Strengths and Limitations
The strength of this meta-analysis is the rigorous systematic review of the literature. Also, we included exclusively RCTs comparing different experimental regimens of succinylcholine with the gold standard regimen, 1 mg kg− 1, for RSI and using the same validated intubation score. However, the number of retrieved valid studies was small, the number of included patients limited, and statistical heterogeneity was relatively high. Thus, the evidence base remains weak and the interpretation of the data is not straightforward. Additionally, all trials were performed in low risk patients undergoing elective surgery, although succinylcholine is mainly used for RSI in patients undergoing emergency surgery. Some studies were using a modified RSI technique and in one, sevoflurane was used for induction. This may have introduced clinical heterogeneity. The observed variability of the baseline incidences of excellent intubating conditions suggests that the study populations were not similar or that intubation scores were interpreted differently. Finally, succinylcholine-related adverse effects were not systematically reported and for regimens above 1.0 mg kg− 1, data on apnoea times were lacking. For rational decision-making, adverse effects and apnoea times with all tested regimens should be known.

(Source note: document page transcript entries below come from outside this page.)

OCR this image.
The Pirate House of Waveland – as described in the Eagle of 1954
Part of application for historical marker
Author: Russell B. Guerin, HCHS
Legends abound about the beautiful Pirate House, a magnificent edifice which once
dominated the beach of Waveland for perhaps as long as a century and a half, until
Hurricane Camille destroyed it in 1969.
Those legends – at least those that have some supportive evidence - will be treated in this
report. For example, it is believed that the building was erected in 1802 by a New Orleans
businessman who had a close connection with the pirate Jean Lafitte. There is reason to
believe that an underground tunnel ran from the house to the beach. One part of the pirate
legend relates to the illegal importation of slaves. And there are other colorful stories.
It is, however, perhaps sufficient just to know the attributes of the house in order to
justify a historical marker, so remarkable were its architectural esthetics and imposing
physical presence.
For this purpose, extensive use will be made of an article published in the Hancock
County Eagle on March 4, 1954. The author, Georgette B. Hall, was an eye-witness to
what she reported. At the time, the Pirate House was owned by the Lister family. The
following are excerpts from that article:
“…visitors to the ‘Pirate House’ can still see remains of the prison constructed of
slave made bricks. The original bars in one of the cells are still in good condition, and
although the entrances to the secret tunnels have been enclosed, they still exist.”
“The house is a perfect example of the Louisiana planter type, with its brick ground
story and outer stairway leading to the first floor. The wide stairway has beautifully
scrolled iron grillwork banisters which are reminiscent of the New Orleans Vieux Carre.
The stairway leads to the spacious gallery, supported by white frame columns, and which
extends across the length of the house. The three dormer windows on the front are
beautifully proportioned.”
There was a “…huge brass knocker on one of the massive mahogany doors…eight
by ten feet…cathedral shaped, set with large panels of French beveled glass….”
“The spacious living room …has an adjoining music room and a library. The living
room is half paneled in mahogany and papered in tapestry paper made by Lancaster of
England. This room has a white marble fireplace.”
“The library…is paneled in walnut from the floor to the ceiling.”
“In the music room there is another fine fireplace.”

It is surprising that efficacy and potential of harm of a drug that has been widely used for almost 60 years in the perioperative setting including anaesthesia, intensive care and emergency medicine, is so poorly documented. This begs the question as to the need for further high quality trials to better understand the role of succinylcholine in patients needing RSI. Specific high-risk patient populations have not be studied, including pregnant women, patients undergoing emergency surgery, and children. Also, the optimal succinylcholine regimen in obese patients remains controversial,[13,14] and needs further investigation. Trials should report on drug-related adverse effects and apnoea times.
BMC Anesthesiol. 2020;20(54) © 2020 BioMed Central, Ltd.